Ard Biesheuvel wrote:
> On Tue, 17 Oct 2023 at 22:52, Smita Koralahalli
> <Smita.KoralahalliChannabasappa@xxxxxxx> wrote:
> >
> > Hi Ira,
> >
> > On 10/12/2023 5:25 PM, Ira Weiny wrote:
> > > Smita Koralahalli wrote:
> > >> Add support for decoding CXL Component Events General Media Event Record
> > >> as defined in CXL rev 3.0 section 8.2.9.2.1.1.
> > >>
> > >> All the event records as defined in Event Record Identifier field of the
> > >> Common Event Record Format in CXL rev 3.0 section 8.2.9.2.1 follow the
> > >> CPER format for representing the hardware errors if reported by a
> > >> platform.
> > >>
> > >> According to the CPER format, each event record including the General
> > >> Media is logged as a CXL Component Event as defined in UEFI 2.10
> > >> Section N.2.14 and is identified by a UUID as defined by Event Record
> > >> Identifier field in Common Event Record Format of CXL rev 3.0 section
> > >> 8.2.9.2.1. CXL Component Event Log field in Component Events Section
> > >> corresponds to the component/event specified by the section type UUID.
> > >>
> > >> Add support for decoding CXL Component Events as defined in UEFI 2.10
> > >> Section N.2.14 and decoding Common Event Record as defined in CXL rev 3.0
> > >> section 8.2.9.2.1.
> > >>
> > >> Signed-off-by: Smita Koralahalli <Smita.KoralahalliChannabasappa@xxxxxxx>
> > >
> > > [snip]
> > >
> > >> +
> > >> +/*
> > >> + * Compute Express Link Common Event Record
> > >> + * CXL rev 3.0 section 8.2.9.2.1; Table 8-42
> > >> + */
> > >> +struct common_event_record {
> > >> + u8 identifier[16];
> > >
> > > I interpreted the CPER structure as not having this identifier here.
> > >
> > > From Section N.2.14:
> > >
> > > "For the CXL Component Event Log: Refer to the Common Event Record field
> > > (Offset 16) of the Events Record Format for each CXL component."
> > >
> > > This implies that the data coming from the CPER record starts at length.
> >
> > Thanks for pointing this out. According to Spec, you are right. Our
> > records did show up the identifier. Hence, I added that field. We should
> > probably fix it from our end.
> >
> > Meanwhile, I'm taking a look at your patches.
> >
>
> Thanks
>
> Once you've compared notes, can you please let me know how to proceed?

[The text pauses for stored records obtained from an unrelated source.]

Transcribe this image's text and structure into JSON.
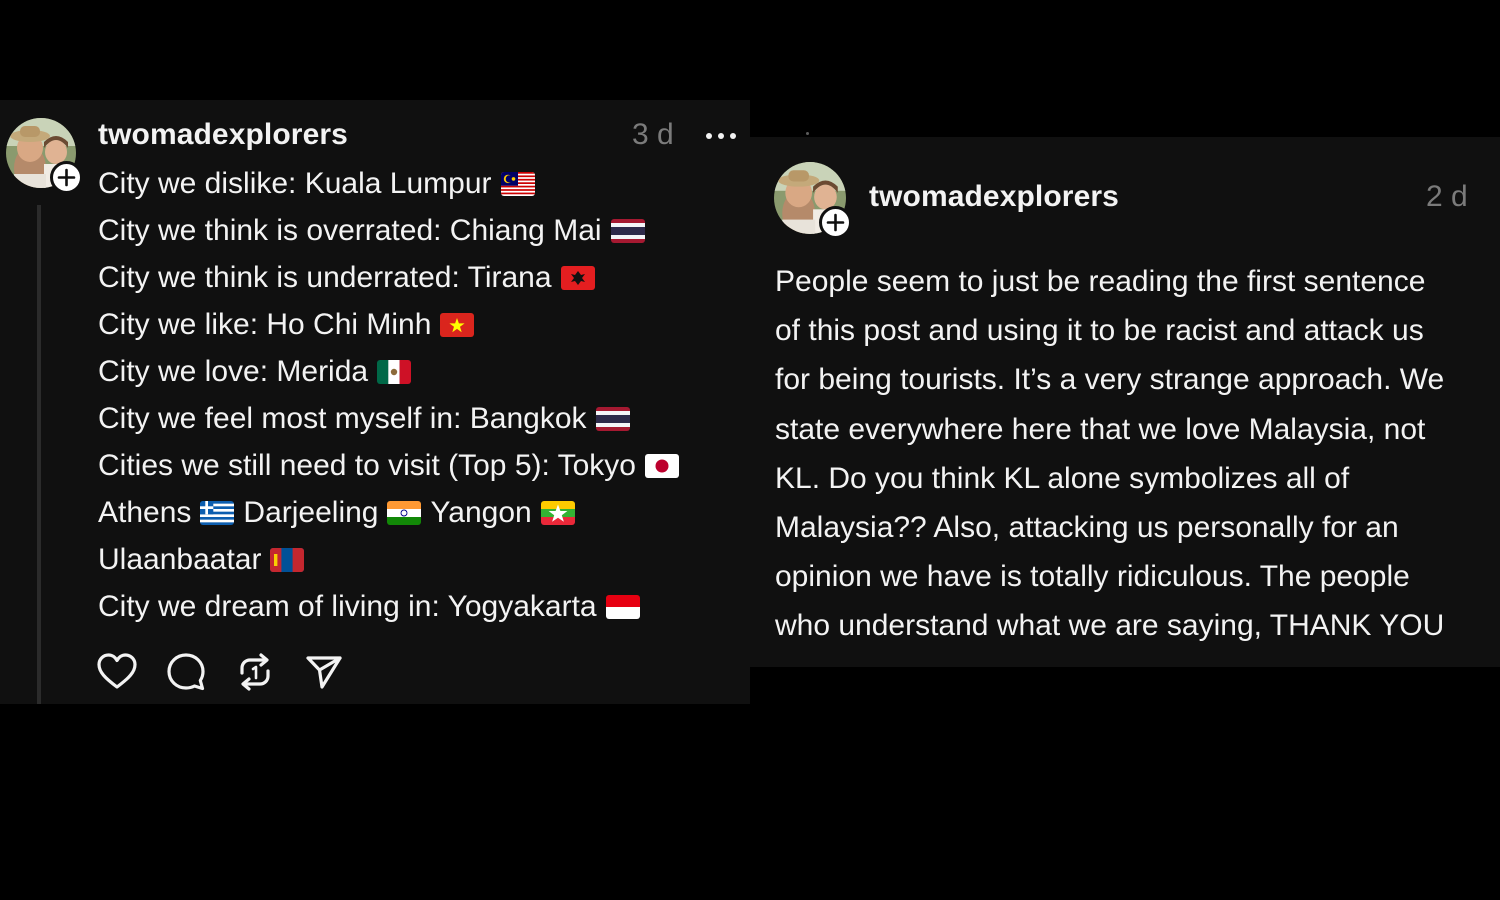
{
  "post": {
    "username": "twomadexplorers",
    "time": "3 d",
    "lines": [
      {
        "segments": [
          {
            "text": "City we dislike: Kuala Lumpur",
            "flag": "malaysia-flag"
          }
        ]
      },
      {
        "segments": [
          {
            "text": "City we think is overrated: Chiang Mai",
            "flag": "thailand-flag"
          }
        ]
      },
      {
        "segments": [
          {
            "text": "City we think is underrated: Tirana",
            "flag": "albania-flag"
          }
        ]
      },
      {
        "segments": [
          {
            "text": "City we like: Ho Chi Minh",
            "flag": "vietnam-flag"
          }
        ]
      },
      {
        "segments": [
          {
            "text": "City we love: Merida",
            "flag": "mexico-flag"
          }
        ]
      },
      {
        "segments": [
          {
            "text": "City we feel most myself in: Bangkok",
            "flag": "thailand-flag"
          }
        ]
      },
      {
        "segments": [
          {
            "text": "Cities we still need to visit (Top 5): Tokyo",
            "flag": "japan-flag"
          }
        ]
      },
      {
        "segments": [
          {
            "text": "Athens",
            "flag": "greece-flag"
          },
          {
            "text": "Darjeeling",
            "flag": "india-flag"
          },
          {
            "text": "Yangon",
            "flag": "myanmar-flag"
          }
        ]
      },
      {
        "segments": [
          {
            "text": "Ulaanbaatar",
            "flag": "mongolia-flag"
          }
        ]
      },
      {
        "segments": [
          {
            "text": "City we dream of living in: Yogyakarta",
            "flag": "indonesia-flag"
          }
        ]
      }
    ],
    "actions": [
      "heart-icon",
      "comment-icon",
      "repost-icon",
      "share-icon"
    ],
    "more_icon": "more-icon"
  },
  "reply": {
    "username": "twomadexplorers",
    "time": "2 d",
    "text_lines": [
      "People seem to just be reading the first sentence",
      "of this post and using it to be racist and attack us",
      "for being tourists. It’s a very strange approach. We",
      "state everywhere here that we love Malaysia, not",
      "KL. Do you think KL alone symbolizes all of",
      "Malaysia?? Also, attacking us personally for an",
      "opinion we have is totally ridiculous. The people",
      "who understand what we are saying, THANK YOU"
    ]
  },
  "colors": {
    "background": "#000000",
    "panel": "#101010",
    "text": "#f3f3f3",
    "muted": "#7b7b7b",
    "thread_line": "#2b2b2b"
  }
}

> I will not consider Ira's patches or yours for merging before that.

Ard, I have a higher-level question. If these CPER records get routed to
the CXL subsystem to be emitted by code that is shared with the
native-driver record-retrieval mechanism, is there still motivation to
parse and emit them to the kernel log in the EFI code?

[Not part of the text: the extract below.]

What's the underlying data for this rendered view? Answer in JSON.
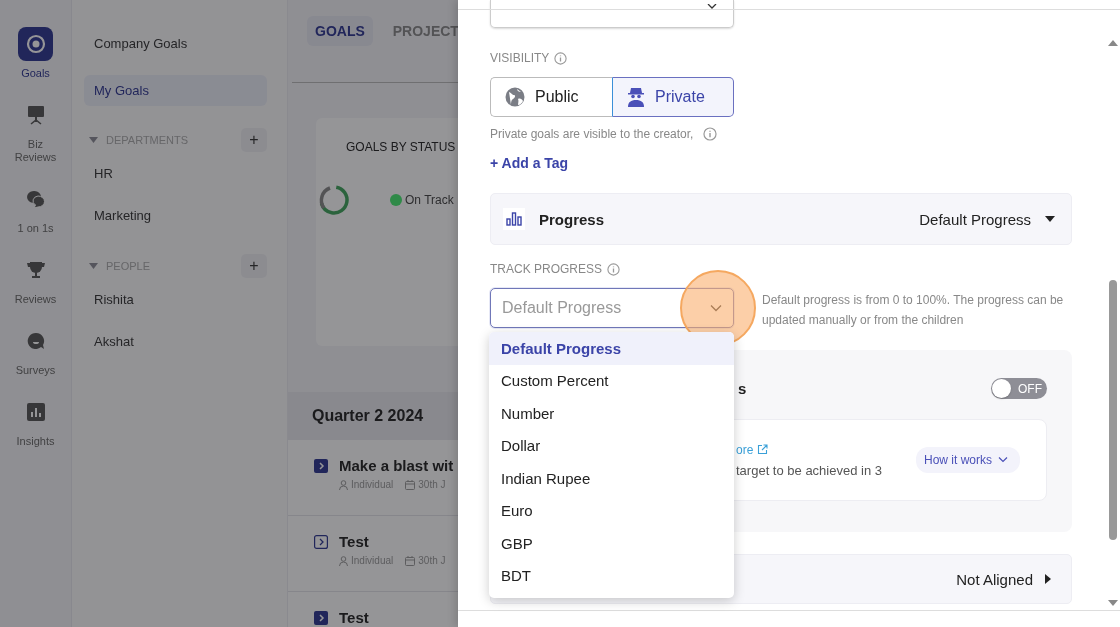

The difference with these CXL memory error records vs other records like
CPER_SEC_PLATFORM_MEM is that the record contains device-local addresses
that need translation to be of use to other system-software and that
translation needs topology information that the CXL subsystem has
enumerated.

So, my proposal is that the final form of this enabling would emit the
record for CXL to consume, but otherwise not emit it via printk().